11/2024
W niebieskim ci do twarzy…
W niebieskim ci do twarzy –
mówiło lustro zaśniedziałym spojrzeniem.
Ale strzaskało się,
widząc moje pociemniałe z niedowierzania oczy.
W niebieskim ci do twarzy –
mówiłeś, wpatrując się w pokrytą kurzem podłogę.
Ale odszedłeś,
zostawiając mnie i moje pociemniałe z bólu oczy.
W niebieskim ci do twarzy –
powiedział grabarz, kładąc niezapominajki na płycie.
I też uciekł.
Chyba przestraszył się moich pociemniałych z gniewu oczu.
Nieobecna
Mamie
zajęta łataniem dziur w płucach ojca i w budżecie
domowym, omijała mnie wzrokiem. chyba byłam
bólem. jednym z pięciu.
gdy on umarł, skoczyłyśmy sobie do gardeł.
ona ostrymi zakazami. ja pozorną uległością nastolatki.

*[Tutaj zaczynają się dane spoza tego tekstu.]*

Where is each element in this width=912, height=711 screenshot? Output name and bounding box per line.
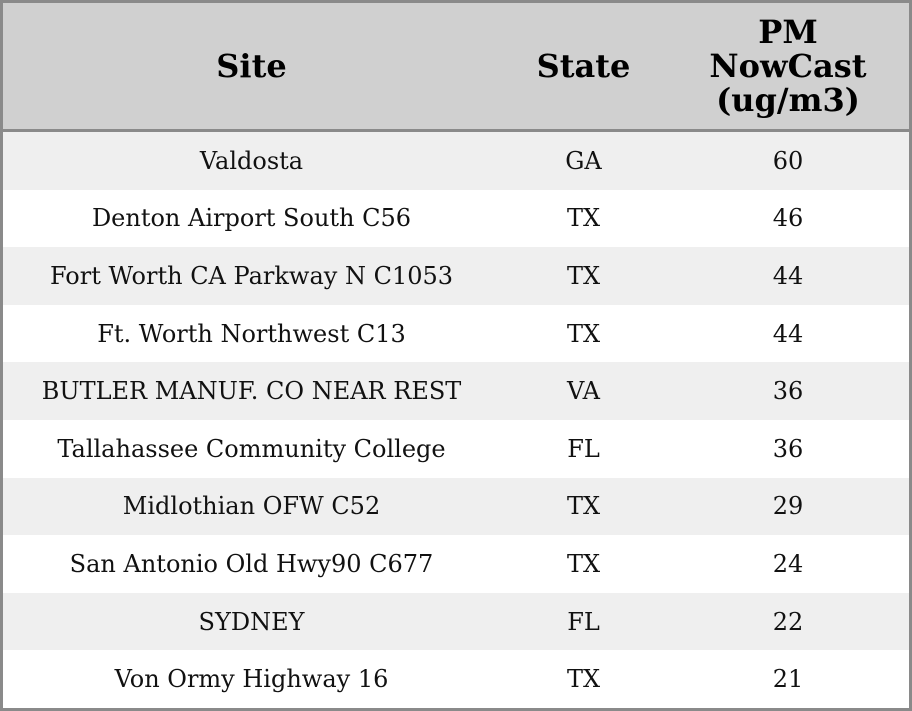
table-cell: 46 [667, 189, 909, 248]
column-header-text: State [536, 47, 631, 85]
table-cell: 29 [667, 477, 909, 536]
table-cell: FL [500, 419, 667, 478]
table-cell: TX [500, 189, 667, 248]
table-cell: TX [500, 247, 667, 305]
table-cell: 60 [667, 130, 909, 190]
table-row: Valdosta GA 60 [3, 130, 909, 190]
table-cell: 36 [667, 419, 909, 478]
table-row: Denton Airport South C56 TX 46 [3, 189, 909, 248]
column-header: State [500, 3, 667, 132]
column-header-text: Site [216, 47, 287, 85]
table-cell: 22 [667, 592, 909, 651]
table-cell: Midlothian OFW C52 [3, 477, 500, 536]
table-cell: San Antonio Old Hwy90 C677 [3, 535, 500, 593]
table-cell: FL [500, 592, 667, 651]
column-header: PM NowCast (ug/m3) [667, 3, 909, 132]
table-row: Midlothian OFW C52 TX 29 [3, 477, 909, 536]
table-cell: Fort Worth CA Parkway N C1053 [3, 247, 500, 305]
table-cell: Tallahassee Community College [3, 419, 500, 478]
table-row: San Antonio Old Hwy90 C677 TX 24 [3, 535, 909, 593]
table-cell: Von Ormy Highway 16 [3, 650, 500, 708]
column-header-text: PM NowCast (ug/m3) [709, 13, 867, 119]
table-cell: TX [500, 477, 667, 536]
table-row: Tallahassee Community College FL 36 [3, 419, 909, 478]
table-cell: 21 [667, 650, 909, 708]
table-row: Von Ormy Highway 16 TX 21 [3, 650, 909, 708]
table-cell: 44 [667, 247, 909, 305]
column-header: Site [3, 3, 500, 132]
table-row: Fort Worth CA Parkway N C1053 TX 44 [3, 247, 909, 305]
table-cell: TX [500, 304, 667, 363]
table-cell: SYDNEY [3, 592, 500, 651]
table-body: Valdosta GA 60 Denton Airport South C56 TX 46… [3, 130, 909, 708]
table-row: Ft. Worth Northwest C13 TX 44 [3, 304, 909, 363]
table-cell: BUTLER MANUF. CO NEAR REST [3, 362, 500, 420]
header-row: Site State PM NowCast (ug/m3) [3, 3, 909, 132]
table-cell: Valdosta [3, 130, 500, 190]
table-cell: Ft. Worth Northwest C13 [3, 304, 500, 363]
table-cell: VA [500, 362, 667, 420]
table-cell: 44 [667, 304, 909, 363]
table-row: SYDNEY FL 22 [3, 592, 909, 651]
table-cell: Denton Airport South C56 [3, 189, 500, 248]
table-cell: 24 [667, 535, 909, 593]
table-cell: 36 [667, 362, 909, 420]
table-cell: TX [500, 650, 667, 708]
data-table: Site State PM NowCast (ug/m3) Valdosta GA 60… [3, 3, 909, 708]
table-cell: GA [500, 130, 667, 190]
table-row: BUTLER MANUF. CO NEAR REST VA 36 [3, 362, 909, 420]
table-cell: TX [500, 535, 667, 593]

jej siła przytłaczała. dusiła pewność, że nie można mnie
kochać.
gdy urodziłam dzieci, jej strach stał się moim.
zrozumiałam. utkałam swój kokon, w który się wkradła,
gdy po latach weszła w rolę dziecka. wraz z zasłoną na oczach
narodziła się uległość. garda poszła w dół.
odeszła, nie chcąc być ciężarem.
nie wiem, czy zdążyłam powiedzieć wszystko.